On my knees, with my face fired and hot, I pressed my forehead against the cool fiberglass wall of the stall. It was only by taking shallow breaths that I managed to turn and rip off a piece of toilet paper to wipe my mouth.
Katie's hand fell like a question on my shoulder. "Ellie, are you all right?"
Nerves, I thought, but I wasn't about to admit that to my own client. "Must have been something I ate," I said, tossing Katie my brightest smile and getting to my feet. "Now. Shall we go?"
*
Katie kept running her hands over the smooth, polished wood of the defense table. There were places the finish had been rubbed raw, worn by the hands of endless
defendants who'd sat in the very same place. How many of them, I wondered, had truly been innocent?
Courtrooms, before the fact of a trial, were not the bastions of serenity depicted on TV shows about the law. Instead, they were a bustle: the clerk shuffling for the right file, the bailiff blowing his nose in a spotted handkerchief, the people in the gallery talking headlines over Styrofoam cups of coffee. Today it was even louder than usual, and I could make out distinct sentences through the general buzz. Most involved Katie, who was on display just as surely as a zoo animal, removed from her natural habitat for the curiosity of others.
"Katie," I said softly, and she jumped a foot.
"How come they haven't started yet?"
"It's still early." Now her hands were tucked beneath her apron, her eyes darting over the activity in the front of the courtroom. Her gaze lit upon George Callahan, six feet away at the prosecutor's table.
"He looks kind," she mused.
"He won't be. His job is to get the jury to believe all the bad things he's going to say about you." I hesitated, then decided in Katie's case, it would be best to know what's coming. "It's going to be hard for you to hear, Katie."
"Why?"
I blinked at her. "Why will it be hard?"
"No. Why will he lie about me? Why would the jury believe him and not me?"

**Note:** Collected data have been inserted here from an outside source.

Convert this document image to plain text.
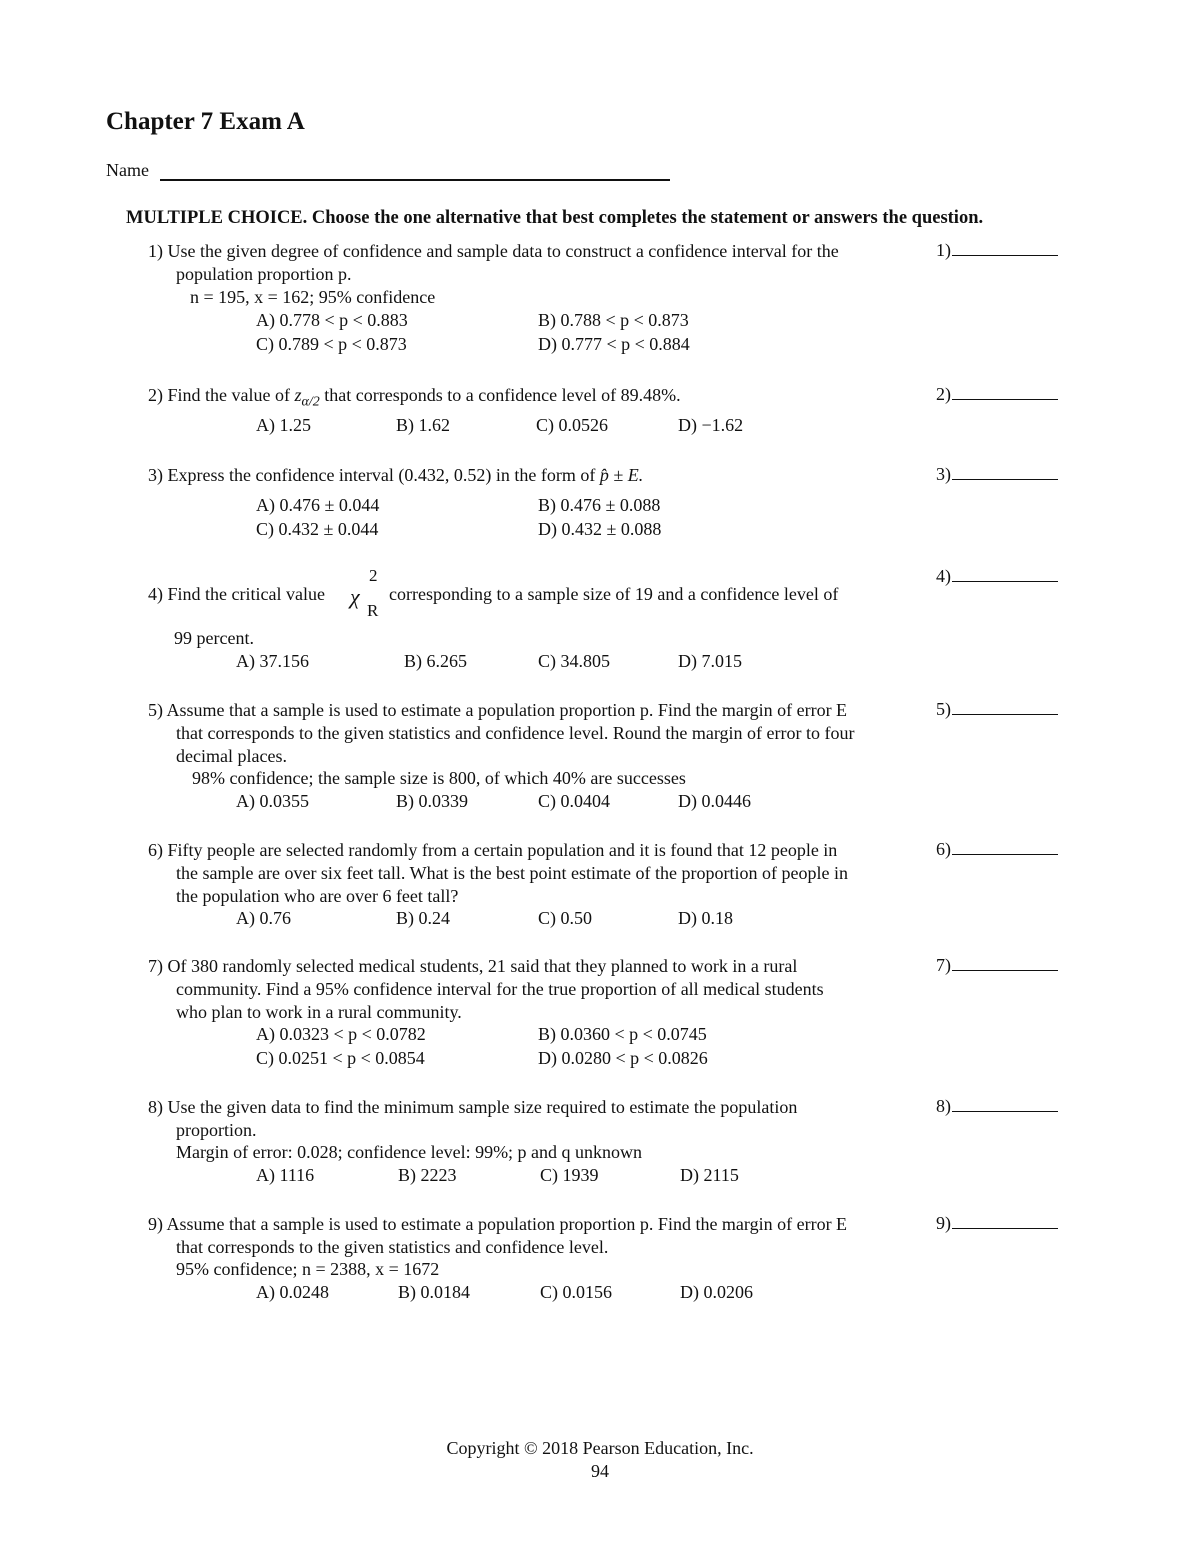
Chapter 7 Exam A
Name
MULTIPLE CHOICE. Choose the one alternative that best completes the statement or answers the question.
1) Use the given degree of confidence and sample data to construct a confidence interval for the
population proportion p.
n = 195, x = 162; 95% confidence
A) 0.778 < p < 0.883	B) 0.788 < p < 0.873
C) 0.789 < p < 0.873	D) 0.777 < p < 0.884
1)
2) Find the value of $z_{\alpha/2}$ that corresponds to a confidence level of 89.48%.
A) 1.25	B) 1.62	C) 0.0526	D) −1.62
2)
3) Express the confidence interval (0.432, 0.52) in the form of p̂ ± E.
A) 0.476 ± 0.044	B) 0.476 ± 0.088
C) 0.432 ± 0.044	D) 0.432 ± 0.088
3)
4) Find the critical value χ
2
R
corresponding to a sample size of 19 and a confidence level of
99 percent.
A) 37.156	B) 6.265	C) 34.805	D) 7.015
4)
5) Assume that a sample is used to estimate a population proportion p. Find the margin of error E
that corresponds to the given statistics and confidence level. Round the margin of error to four
decimal places.
98% confidence; the sample size is 800, of which 40% are successes
A) 0.0355	B) 0.0339	C) 0.0404	D) 0.0446
5)
6) Fifty people are selected randomly from a certain population and it is found that 12 people in
the sample are over six feet tall. What is the best point estimate of the proportion of people in
the population who are over 6 feet tall?
A) 0.76	B) 0.24	C) 0.50	D) 0.18
6)
7) Of 380 randomly selected medical students, 21 said that they planned to work in a rural
community. Find a 95% confidence interval for the true proportion of all medical students
who plan to work in a rural community.
A) 0.0323 < p < 0.0782	B) 0.0360 < p < 0.0745
C) 0.0251 < p < 0.0854	D) 0.0280 < p < 0.0826
7)
8) Use the given data to find the minimum sample size required to estimate the population
proportion.
Margin of error: 0.028; confidence level: 99%; p and q unknown
A) 1116	B) 2223	C) 1939	D) 2115
8)
9) Assume that a sample is used to estimate a population proportion p. Find the margin of error E
that corresponds to the given statistics and confidence level.
95% confidence; n = 2388, x = 1672
A) 0.0248	B) 0.0184	C) 0.0156	D) 0.0206
9)
Copyright © 2018 Pearson Education, Inc.
94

I thought about the rules of forensic evidence, the distinctions between casting a motive and spinning a false tale, the psychometric profiles that had been written on juries--all idiosyncrasies that Katie would not understand. How did one explain to an Amish girl that in a trial, it often came down to who had the best story? "It's the way the legal system works in the English world," I said. "It's part of the game."
"Game," Katie said slowly, turning the word in her mouth until it softened. "Like football!" She smiled up at me, remembering our earlier conversation. "A game with winning and losing, but you get paid for it."
I felt sick to my stomach again. "Yeah," I said. "Exactly."
"All rise; the Honorable Philomena Ledbetter presiding!"
I got to my feet and made sure Katie was doing the same as the judge bustled in from the side door of the courtroom. She climbed the steps, her robes billowing out behind her. "Be seated." Her eyes roamed the gallery, narrowing on the concentrated band of media representatives in the rear. "Before we begin might I remind the press that the use of cameras or video photography is forbidden in this courtroom, and if I see a single violation, I'll toss the lot of you into the lobby for the remainder of the trial."